De Magistris gela Di Pietro e flirta con Vendola
| "Assalto al pm"/ Luigi De Magistris: "Corruzione anche nella Magistratura" |
"Sono contrario al federalismo demaniale". Luigi De Magistris sceglie Affaritaliani.it per bocciare il provvedimento approvato pochi giorni fa dal Parlamento con il sì, fra gli altri, proprio del partito di Di Pietro. "Sono contrario al federalismo demaniale, perché sono contro tutte le forme di privatizzazione dei beni pubblici e quindi anche di quelli demaniali". Una posizione, quella dell'ex pm, opposta a quella del suo stesso partito. De Magistris però precisa di essere invece favorevole al federalismo fiscale: "Credo che possa essere un'opportunità importante che non va demonizzata e può essere il modo per le realtà locali di emanciparsi e avviare uno sviluppo virtuoso dal basso".

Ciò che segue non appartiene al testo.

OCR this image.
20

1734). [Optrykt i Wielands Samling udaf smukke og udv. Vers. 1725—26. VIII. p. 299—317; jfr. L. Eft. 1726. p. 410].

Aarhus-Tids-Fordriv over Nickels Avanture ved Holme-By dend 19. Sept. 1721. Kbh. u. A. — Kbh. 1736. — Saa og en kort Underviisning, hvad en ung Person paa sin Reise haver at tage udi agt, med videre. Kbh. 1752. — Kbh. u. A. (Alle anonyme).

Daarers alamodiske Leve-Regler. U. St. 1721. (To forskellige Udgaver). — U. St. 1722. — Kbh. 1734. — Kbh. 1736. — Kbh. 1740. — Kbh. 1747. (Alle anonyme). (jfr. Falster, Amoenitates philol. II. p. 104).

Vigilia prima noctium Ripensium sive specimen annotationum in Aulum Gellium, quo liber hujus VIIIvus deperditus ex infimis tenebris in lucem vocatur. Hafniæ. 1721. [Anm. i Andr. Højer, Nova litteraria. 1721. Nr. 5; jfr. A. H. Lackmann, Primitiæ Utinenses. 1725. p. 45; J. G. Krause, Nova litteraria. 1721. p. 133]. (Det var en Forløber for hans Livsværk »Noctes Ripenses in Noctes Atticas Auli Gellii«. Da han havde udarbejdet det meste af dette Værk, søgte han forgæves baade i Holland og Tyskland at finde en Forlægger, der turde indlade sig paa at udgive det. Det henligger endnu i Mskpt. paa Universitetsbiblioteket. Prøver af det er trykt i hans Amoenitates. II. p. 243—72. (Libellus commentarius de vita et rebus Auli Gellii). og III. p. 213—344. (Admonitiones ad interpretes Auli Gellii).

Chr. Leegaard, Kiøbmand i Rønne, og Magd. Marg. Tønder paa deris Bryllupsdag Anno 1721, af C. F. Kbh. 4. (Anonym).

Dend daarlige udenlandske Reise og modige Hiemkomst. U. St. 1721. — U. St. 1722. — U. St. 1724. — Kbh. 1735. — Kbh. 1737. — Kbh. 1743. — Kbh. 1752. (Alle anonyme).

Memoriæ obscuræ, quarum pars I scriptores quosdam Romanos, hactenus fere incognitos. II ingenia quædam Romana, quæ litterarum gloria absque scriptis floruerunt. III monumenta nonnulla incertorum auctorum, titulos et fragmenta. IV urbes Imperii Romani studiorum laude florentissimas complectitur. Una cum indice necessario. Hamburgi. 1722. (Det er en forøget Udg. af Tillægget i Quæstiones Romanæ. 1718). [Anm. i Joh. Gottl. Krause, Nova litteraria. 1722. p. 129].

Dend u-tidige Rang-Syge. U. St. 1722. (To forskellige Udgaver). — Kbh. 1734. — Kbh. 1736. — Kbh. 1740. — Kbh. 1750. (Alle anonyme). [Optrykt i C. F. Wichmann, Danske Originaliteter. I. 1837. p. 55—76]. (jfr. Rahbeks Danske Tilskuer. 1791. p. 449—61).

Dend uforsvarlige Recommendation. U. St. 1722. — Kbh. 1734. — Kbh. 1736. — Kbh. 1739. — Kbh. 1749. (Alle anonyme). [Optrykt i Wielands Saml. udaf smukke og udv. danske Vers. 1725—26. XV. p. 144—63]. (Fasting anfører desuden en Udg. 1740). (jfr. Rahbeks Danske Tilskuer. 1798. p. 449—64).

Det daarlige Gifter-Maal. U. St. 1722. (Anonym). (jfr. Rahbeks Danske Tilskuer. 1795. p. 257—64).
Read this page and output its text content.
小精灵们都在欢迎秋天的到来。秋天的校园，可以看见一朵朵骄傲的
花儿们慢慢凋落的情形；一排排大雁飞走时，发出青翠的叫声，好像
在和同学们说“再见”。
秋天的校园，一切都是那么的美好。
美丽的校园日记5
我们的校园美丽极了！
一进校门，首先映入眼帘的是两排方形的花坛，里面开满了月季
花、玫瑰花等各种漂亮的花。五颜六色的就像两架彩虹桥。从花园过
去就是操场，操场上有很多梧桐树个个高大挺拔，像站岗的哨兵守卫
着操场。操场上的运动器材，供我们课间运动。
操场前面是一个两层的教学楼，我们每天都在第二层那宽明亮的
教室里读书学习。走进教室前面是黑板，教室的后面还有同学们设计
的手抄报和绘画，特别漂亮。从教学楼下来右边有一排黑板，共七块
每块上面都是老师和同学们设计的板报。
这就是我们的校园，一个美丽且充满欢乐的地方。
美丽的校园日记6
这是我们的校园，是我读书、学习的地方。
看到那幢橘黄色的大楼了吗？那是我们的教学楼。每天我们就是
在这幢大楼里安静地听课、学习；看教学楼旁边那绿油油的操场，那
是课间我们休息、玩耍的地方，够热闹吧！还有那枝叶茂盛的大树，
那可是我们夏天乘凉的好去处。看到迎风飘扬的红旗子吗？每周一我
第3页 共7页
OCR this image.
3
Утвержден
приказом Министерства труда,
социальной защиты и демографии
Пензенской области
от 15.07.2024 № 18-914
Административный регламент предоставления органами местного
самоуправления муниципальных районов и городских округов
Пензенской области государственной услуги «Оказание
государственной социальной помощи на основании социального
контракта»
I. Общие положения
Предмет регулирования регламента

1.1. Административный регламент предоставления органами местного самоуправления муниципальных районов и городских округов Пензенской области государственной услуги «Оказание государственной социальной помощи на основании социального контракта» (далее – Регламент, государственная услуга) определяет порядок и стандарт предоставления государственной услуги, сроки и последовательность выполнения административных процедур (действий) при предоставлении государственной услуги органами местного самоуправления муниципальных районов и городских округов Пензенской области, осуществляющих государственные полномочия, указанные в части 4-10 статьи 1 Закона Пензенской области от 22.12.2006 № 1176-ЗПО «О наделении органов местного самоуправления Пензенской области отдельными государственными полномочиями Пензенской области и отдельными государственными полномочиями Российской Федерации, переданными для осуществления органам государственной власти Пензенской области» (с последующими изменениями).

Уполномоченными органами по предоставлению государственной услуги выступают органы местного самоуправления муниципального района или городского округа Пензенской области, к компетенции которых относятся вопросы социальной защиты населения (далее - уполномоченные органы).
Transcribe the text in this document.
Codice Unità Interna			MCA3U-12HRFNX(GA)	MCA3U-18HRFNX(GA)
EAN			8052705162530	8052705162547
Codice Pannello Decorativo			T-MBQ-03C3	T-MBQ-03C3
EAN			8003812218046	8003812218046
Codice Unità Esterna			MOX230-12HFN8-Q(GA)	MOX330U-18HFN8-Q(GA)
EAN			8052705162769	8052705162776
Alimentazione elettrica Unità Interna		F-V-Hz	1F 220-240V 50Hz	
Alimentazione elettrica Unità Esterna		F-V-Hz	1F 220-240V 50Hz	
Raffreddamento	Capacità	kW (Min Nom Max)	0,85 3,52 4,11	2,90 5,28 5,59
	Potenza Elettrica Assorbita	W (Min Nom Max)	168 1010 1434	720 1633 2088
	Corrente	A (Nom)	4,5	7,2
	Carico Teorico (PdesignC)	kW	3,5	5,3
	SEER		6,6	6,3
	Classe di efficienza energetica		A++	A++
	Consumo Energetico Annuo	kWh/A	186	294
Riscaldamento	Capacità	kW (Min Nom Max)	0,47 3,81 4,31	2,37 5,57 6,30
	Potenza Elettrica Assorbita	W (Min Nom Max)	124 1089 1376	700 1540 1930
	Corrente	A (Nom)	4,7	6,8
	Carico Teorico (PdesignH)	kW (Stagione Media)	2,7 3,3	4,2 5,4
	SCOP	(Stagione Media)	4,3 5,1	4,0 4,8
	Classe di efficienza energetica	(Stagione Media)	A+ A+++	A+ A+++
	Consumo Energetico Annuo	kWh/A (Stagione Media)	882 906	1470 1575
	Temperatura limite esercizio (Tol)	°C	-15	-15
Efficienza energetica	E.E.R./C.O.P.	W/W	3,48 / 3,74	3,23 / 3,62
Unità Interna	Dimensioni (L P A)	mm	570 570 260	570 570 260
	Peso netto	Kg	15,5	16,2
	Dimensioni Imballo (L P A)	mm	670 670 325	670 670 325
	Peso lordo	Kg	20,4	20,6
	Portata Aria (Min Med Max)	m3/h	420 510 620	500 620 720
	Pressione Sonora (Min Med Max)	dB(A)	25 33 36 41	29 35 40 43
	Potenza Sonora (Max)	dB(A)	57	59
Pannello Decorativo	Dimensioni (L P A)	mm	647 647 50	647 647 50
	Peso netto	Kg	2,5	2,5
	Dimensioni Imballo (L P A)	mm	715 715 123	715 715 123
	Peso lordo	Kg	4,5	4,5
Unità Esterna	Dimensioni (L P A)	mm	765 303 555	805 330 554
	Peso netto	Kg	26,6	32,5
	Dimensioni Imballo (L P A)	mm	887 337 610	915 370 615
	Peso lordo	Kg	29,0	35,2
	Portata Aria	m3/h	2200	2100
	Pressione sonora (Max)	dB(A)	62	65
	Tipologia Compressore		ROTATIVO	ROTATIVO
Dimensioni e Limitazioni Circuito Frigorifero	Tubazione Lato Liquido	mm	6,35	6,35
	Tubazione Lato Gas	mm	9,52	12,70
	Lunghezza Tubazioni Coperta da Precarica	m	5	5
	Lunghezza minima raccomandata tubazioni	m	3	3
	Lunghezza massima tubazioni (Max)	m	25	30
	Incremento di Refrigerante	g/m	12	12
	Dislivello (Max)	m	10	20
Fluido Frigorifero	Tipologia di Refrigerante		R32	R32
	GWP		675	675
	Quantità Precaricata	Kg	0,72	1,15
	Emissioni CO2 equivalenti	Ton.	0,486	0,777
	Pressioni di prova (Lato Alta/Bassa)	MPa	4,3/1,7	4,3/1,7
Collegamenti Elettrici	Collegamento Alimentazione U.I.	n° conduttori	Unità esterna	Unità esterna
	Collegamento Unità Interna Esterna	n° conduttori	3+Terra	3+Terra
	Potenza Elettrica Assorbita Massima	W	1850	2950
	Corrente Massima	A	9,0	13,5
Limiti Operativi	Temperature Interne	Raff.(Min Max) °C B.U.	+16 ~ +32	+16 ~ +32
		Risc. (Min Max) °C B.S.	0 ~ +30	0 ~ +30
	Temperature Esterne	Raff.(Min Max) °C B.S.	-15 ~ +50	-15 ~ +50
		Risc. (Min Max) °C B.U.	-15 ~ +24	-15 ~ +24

De Magistris vuole far partire un "cantiere per il futuro" a partire dall'appuntamento a Napoli con il Governatore della Puglia Nichi Vendola. E sulla sua candidatura a sindaco della città taglia corto: "Assolutamente no. Questa è un'iniziativa molto importante, un laboratorio che interessa non solo Idv e Sinistra e Libertà, non solo De Magistris e Vendola ma realtà più ampie. E deve coinvolgere anche il Pd: creare un laboratorio, una squadra di persone credibili che restituiscano passione e entusiasmo in Italia".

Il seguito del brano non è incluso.